Ronnie Bradford

Personal information
- Born: October 1, 1970 (age 55) Minot, North Dakota, U.S.
- Listed height: 5 ft 10 in (1.78 m)
- Listed weight: 188 lb (85 kg)

Career information
- Position: Defensive back (No. 23, 26)
- High school: Adams City (Commerce City, Colorado)
- College: Colorado
- NFL draft: 1993: 4th round, 105th overall pick

Career history

Playing
- Miami Dolphins (1993)*; Denver Broncos (1993–1995); Arizona Cardinals (1996); Atlanta Falcons (1997–2001); Minnesota Vikings (2002);
- * Offseason and/or practice squad member only

Coaching
- Denver Broncos (2003) Assistant special teams coach; Denver Broncos (2004–2006) Special teams coordinator; Denver Broncos (2007) Assistant defensive backs coach; Denver Broncos (2008) Defensive backs coach; Kansas City Chiefs (2009) Defensive assistant; California (2010–2012) Defensive assistant; Louisiana Tech (2013–2015) Special teams coordinator & defensive backs coach; USC (2016–2018) Defensive backs coach; Montana (2021–2022) Assistant head coach & cornerbacks coach; Montana (2023) Defensive coordinator & safeties coach; Miami Dolphins (2024–2025) Senior special teams assistant;

Awards and highlights
- National champion (1990);

Career NFL statistics
- Tackles: 422
- Sacks: 2
- Interceptions: 13
- Touchdowns: 1
- Stats at Pro Football Reference

= Ronnie Bradford =

American football player and coach (born 1970)

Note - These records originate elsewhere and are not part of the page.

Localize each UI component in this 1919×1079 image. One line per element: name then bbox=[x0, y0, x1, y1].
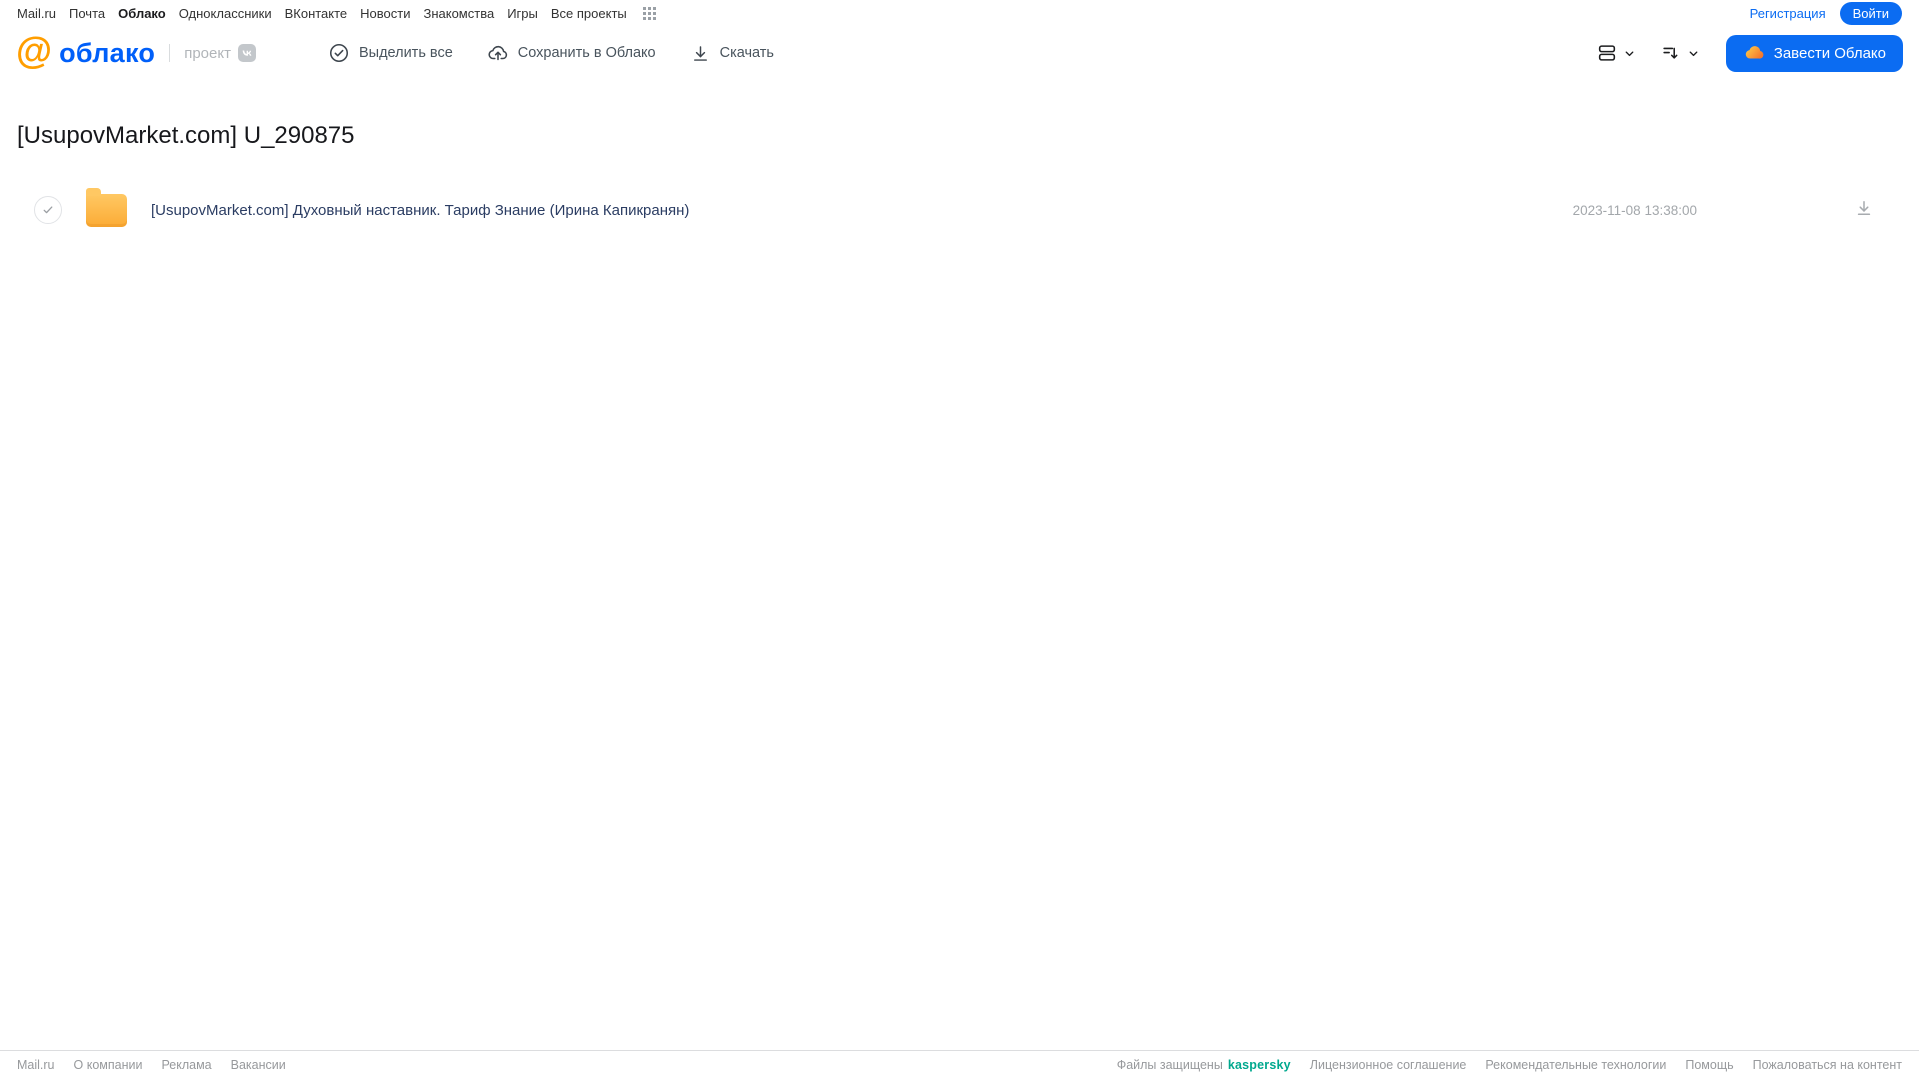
download-label: Скачать bbox=[719, 45, 774, 61]
footer-link-help[interactable]: Помощь bbox=[1685, 1058, 1733, 1072]
sort-icon bbox=[1663, 47, 1678, 59]
save-to-cloud-label: Сохранить в Облако bbox=[517, 45, 656, 61]
save-to-cloud-button[interactable]: Сохранить в Облако bbox=[487, 42, 656, 64]
footer-right-links: Файлы защищены kaspersky Лицензионное со… bbox=[1117, 1058, 1902, 1072]
sort-selector[interactable] bbox=[1660, 42, 1700, 64]
footer-link-report-content[interactable]: Пожаловаться на контент bbox=[1753, 1058, 1902, 1072]
download-icon bbox=[693, 45, 707, 61]
portal-link-mailru[interactable]: Mail.ru bbox=[17, 6, 56, 21]
kaspersky-link[interactable]: kaspersky bbox=[1228, 1058, 1291, 1072]
get-cloud-label: Завести Облако bbox=[1773, 44, 1886, 62]
footer-link-license[interactable]: Лицензионное соглашение bbox=[1310, 1058, 1467, 1072]
file-row[interactable]: [UsupovMarket.com] Духовный наставник. Т… bbox=[17, 187, 1902, 232]
protected-by-label: Файлы защищены bbox=[1116, 1058, 1223, 1072]
download-button[interactable]: Скачать bbox=[690, 43, 774, 64]
cloud-header: @ облако проект Выделить все Сохранить в… bbox=[0, 27, 1919, 79]
select-all-button[interactable]: Выделить все bbox=[328, 42, 453, 64]
portal-nav: Mail.ru Почта Облако Одноклассники ВКонт… bbox=[0, 0, 1919, 27]
portal-link-dating[interactable]: Знакомства bbox=[423, 6, 494, 21]
portal-link-vkontakte[interactable]: ВКонтакте bbox=[285, 6, 348, 21]
footer-link-mailru[interactable]: Mail.ru bbox=[17, 1058, 55, 1072]
folder-icon bbox=[86, 187, 127, 227]
vk-badge-icon bbox=[237, 44, 256, 62]
check-icon bbox=[43, 206, 53, 214]
cloud-public-page: { "portal_nav": { "items": ["Mail.ru", "… bbox=[0, 0, 1919, 1079]
footer-link-recommendation-tech[interactable]: Рекомендательные технологии bbox=[1485, 1058, 1666, 1072]
cloud-icon bbox=[1745, 46, 1764, 59]
get-cloud-button[interactable]: Завести Облако bbox=[1725, 34, 1903, 72]
cloud-logo-text: облако bbox=[59, 37, 156, 68]
select-all-label: Выделить все bbox=[358, 45, 453, 61]
portal-link-games[interactable]: Игры bbox=[507, 6, 538, 21]
mailru-at-icon: @ bbox=[16, 30, 53, 71]
portal-nav-right: Регистрация Войти bbox=[1750, 2, 1902, 25]
project-label-group: проект bbox=[169, 44, 256, 62]
row-checkbox[interactable] bbox=[34, 196, 62, 224]
file-list: [UsupovMarket.com] Духовный наставник. Т… bbox=[17, 187, 1902, 232]
view-mode-icon bbox=[1598, 45, 1615, 61]
chevron-down-icon bbox=[1689, 50, 1698, 56]
portal-link-mail[interactable]: Почта bbox=[69, 6, 105, 21]
page-footer: Mail.ru О компании Реклама Вакансии Файл… bbox=[0, 1050, 1919, 1079]
footer-link-jobs[interactable]: Вакансии bbox=[231, 1058, 286, 1072]
portal-link-news[interactable]: Новости bbox=[360, 6, 410, 21]
chevron-down-icon bbox=[1625, 50, 1634, 56]
login-button[interactable]: Войти bbox=[1839, 2, 1902, 25]
footer-link-ads[interactable]: Реклама bbox=[161, 1058, 211, 1072]
header-right-controls: Завести Облако bbox=[1596, 34, 1903, 72]
registration-link[interactable]: Регистрация bbox=[1750, 6, 1826, 21]
view-mode-selector[interactable] bbox=[1596, 42, 1636, 64]
file-name-link[interactable]: [UsupovMarket.com] Духовный наставник. Т… bbox=[151, 202, 1573, 219]
footer-left-links: Mail.ru О компании Реклама Вакансии bbox=[17, 1058, 286, 1072]
cloud-upload-icon bbox=[488, 45, 507, 61]
check-circle-icon bbox=[329, 43, 349, 63]
portal-link-odnoklassniki[interactable]: Одноклассники bbox=[179, 6, 272, 21]
file-modified-date: 2023-11-08 13:38:00 bbox=[1572, 202, 1697, 218]
apps-grid-icon[interactable] bbox=[642, 6, 657, 21]
kaspersky-protection: Файлы защищены kaspersky bbox=[1117, 1058, 1291, 1072]
cloud-logo[interactable]: @ облако проект bbox=[16, 30, 256, 71]
portal-link-all-projects[interactable]: Все проекты bbox=[551, 6, 627, 21]
page-title: [UsupovMarket.com] U_290875 bbox=[17, 122, 355, 149]
action-toolbar: Выделить все Сохранить в Облако Скачать bbox=[328, 42, 774, 64]
portal-link-cloud-active[interactable]: Облако bbox=[118, 6, 166, 21]
main-content: [UsupovMarket.com] U_290875 [UsupovMarke… bbox=[0, 122, 1919, 232]
row-download-icon[interactable] bbox=[1854, 198, 1874, 223]
footer-link-about[interactable]: О компании bbox=[74, 1058, 143, 1072]
project-label: проект bbox=[184, 44, 231, 62]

Ronald Lee Bradford (born October 1, 1970) is an American former professional football player who was a defensive back in the National Football League (NFL) for the Denver Broncos (1993–1995), Arizona Cardinals (1996), Atlanta Falcons (1997–2001), and Minnesota Vikings. He played college football for the Colorado Buffaloes. He also served as a defensive assistant coach for the Broncos and Kansas City Chiefs. Bradford was also the defensive backs coach at USC.

==Early life==
Bradford was born in Minot North Dakota. Bradford played high school football at Adams City High School in Commerce City, Colorado.

==College career==
Ronnie Bradford played college football at the University of Colorado Boulder. During his sophomore year, he blocked an extra point in the Buffaloes' 10–9 victory over Notre Dame in the 1991 Orange Bowl to help Colorado win a share of the National Championship in the 1990 college football season (Colorado shared the National Championship in 1990 with Georgia Tech). That blocked extra point by Bradford was the difference in that football game.

==Professional career==
Bradford was selected in the fourth round of the 1993 NFL Draft by the Miami Dolphins. Bradford finished his ten NFL seasons with two sacks, four fumble recoveries, and 13 interceptions, one of which he returned for a touchdown. With the Falcons, he played in Super Bowl XXXIII and recorded an interception from Broncos quarterback John Elway in the game.

==Coaching career==
Bradford spent six seasons (2003–2008) with the Denver Broncos coaching on defense and special teams. He was a defensive assistant with the Kansas City Chiefs in 2009. Bradford joined California's coaching staff in March 2010 as an administrative assistant for the defense. The move reunited Bradford with former Kansas City defensive coordinator. In September 2011, he was added to the U of Memphis football staff as a secondary coach. In 2013, he coached at Louisiana Tech University. In 2016, he was hired by USC to coach the defensive secondary.